A partir de jeudi, les 115 présidents de conférences épiscopales et les responsables de congrégations religieuses du monde entier sont convoqués, pendant quatre jours, au Vatican pour plancher sur la lutte et la prévention des abus sexuels sur mineurs.

Ce cléricalisme, même s’il « n’explique pas tout à lui seul », est « une clé importante pour comprendre la crise des abus sexuels », estime le père Stéphane Joulain, prêtre et psychothérapeute.

« Beaucoup de ces hommes qui ont commis des abus dans l’Eglise pensaient avoir une espèce de passe-droit », ajoute ce spécialiste du traitement des agressions sexuelles sur mineurs, qui enseigne à Rome et en Afrique.

C’est un « usage tordu de l’autorité qui fait qu’on acquiert un pouvoir toxique et une emprise sur l’autre », témoignait lui aussi cette semaine devant le Sénat français le porte-parole de la Conférence des évêques de France (CEF), Olivier Ribadeau Dumas, en commentant la « Lettre au peuple de Dieu » du pape François demandant de lutter contre les « abus », à l’été dernier.

Pour le père Luc Forestier, enseignant chercheur en théologie à l’Institut catholique de Paris, la « culture du secret » en découle. « Parce qu’au fond, le problème dans les crimes sexuels, c’est tout autant les crimes que le silence qui les a entourés, et qui pour une part les entoure encore », estime-t-il.

« Il existe une vénération de l’Eglise qui est malsaine et peut empêcher la libération de la parole », a reconnu le patron des évêques de France, Mgr Pontier, dans un entretien au Journal du Dimanche.

Collégialité avec les laïcs

Face au poids de ce cléricalisme, quel changement de culture et comment réformer l’Eglise ?

Vaste chantier, rappelle le sociologue français spécialiste des religions Olivier Bobineau. « La curie date de 1089. Cela fait des siècles que cette institution ne pense qu’à se préserver ».

Depuis plusieurs années déjà, plusieurs voix se font entendre pour que les laïcs, dont les femmes, prennent plus de place au sein de l’Eglise, notamment dans les décisions. Pour le pape, c’est « toute la communauté des fidèles » qui doit se mobiliser pour inverser la pyramide. Il plaide pour plus de laïcs et de femmes dans des positions-clés.
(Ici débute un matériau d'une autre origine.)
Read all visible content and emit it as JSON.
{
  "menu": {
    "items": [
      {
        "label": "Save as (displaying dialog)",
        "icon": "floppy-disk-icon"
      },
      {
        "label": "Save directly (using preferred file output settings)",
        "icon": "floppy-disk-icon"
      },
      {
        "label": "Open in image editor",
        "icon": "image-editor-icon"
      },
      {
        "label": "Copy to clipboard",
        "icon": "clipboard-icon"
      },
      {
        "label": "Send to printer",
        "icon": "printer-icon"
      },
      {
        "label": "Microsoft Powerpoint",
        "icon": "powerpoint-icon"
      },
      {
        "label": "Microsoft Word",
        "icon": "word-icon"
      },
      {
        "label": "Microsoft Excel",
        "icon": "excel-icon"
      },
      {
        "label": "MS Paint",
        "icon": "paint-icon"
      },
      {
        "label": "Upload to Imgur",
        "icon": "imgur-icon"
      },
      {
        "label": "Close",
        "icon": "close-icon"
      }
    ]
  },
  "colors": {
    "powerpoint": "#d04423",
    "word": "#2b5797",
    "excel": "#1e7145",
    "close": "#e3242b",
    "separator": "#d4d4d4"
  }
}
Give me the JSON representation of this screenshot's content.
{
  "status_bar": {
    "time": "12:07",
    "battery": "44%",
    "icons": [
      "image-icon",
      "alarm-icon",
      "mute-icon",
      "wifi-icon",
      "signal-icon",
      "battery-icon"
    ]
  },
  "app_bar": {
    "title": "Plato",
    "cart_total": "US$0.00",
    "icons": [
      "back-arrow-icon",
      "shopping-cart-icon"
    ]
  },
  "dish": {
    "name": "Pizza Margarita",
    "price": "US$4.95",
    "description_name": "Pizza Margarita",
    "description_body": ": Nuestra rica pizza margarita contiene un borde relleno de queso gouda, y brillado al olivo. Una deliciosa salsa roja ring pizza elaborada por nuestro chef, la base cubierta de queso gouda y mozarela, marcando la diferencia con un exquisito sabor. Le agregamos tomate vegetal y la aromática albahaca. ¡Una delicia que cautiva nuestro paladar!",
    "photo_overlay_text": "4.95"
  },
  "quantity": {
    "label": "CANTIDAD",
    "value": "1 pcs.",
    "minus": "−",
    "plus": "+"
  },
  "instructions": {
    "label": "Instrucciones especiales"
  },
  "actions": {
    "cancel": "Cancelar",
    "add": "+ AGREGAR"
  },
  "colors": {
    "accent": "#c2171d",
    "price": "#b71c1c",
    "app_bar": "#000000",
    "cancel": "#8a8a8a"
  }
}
« Une institution qui tient tout le pouvoir, comment peut-elle lutter contre elle-même? », s’interroge cependant Anne Soupa, fondatrice de la Conférence des baptisés francophones, un mouvement réformateur fondé en 2009.

Cela va être « lourd de s’en débarrasser », d’autant que « l’opinion publique catholique +de base+ est balbutiante. On est peu nombreux à porter une voix discordante à l’unisson que l’on entend », relève-t-elle.

Elle juge en particulier que « si les femmes étaient davantage associées à la gouvernance, on n’en serait pas là sur le cléricalisme et sur les abus ».

« Renforcer les pouvoirs des conseils pastoraux », instaurer davantage de collégialité dans les décisions, « travailler avec la communauté chrétienne pour que l’on cesse d’idéaliser le prêtre comme si c’était la huitième merveille du monde pour le ramener à un homme, un disciple, un serviteur », ou encore « travailler sur ces questions dans les formations », sont d’autres pistes avancées par Stéphane Joulain, qui souhaiterait que les clercs puissent « rendre des comptes ».

« Dans certains diocèses, tous les acteurs de la vie pastorale – prêtres, laïcs et femmes – prennent les décisions ensemble », se félicite le père Forestier. Mais concède: « est-ce qu’il y a des marges de progrès? Oui ».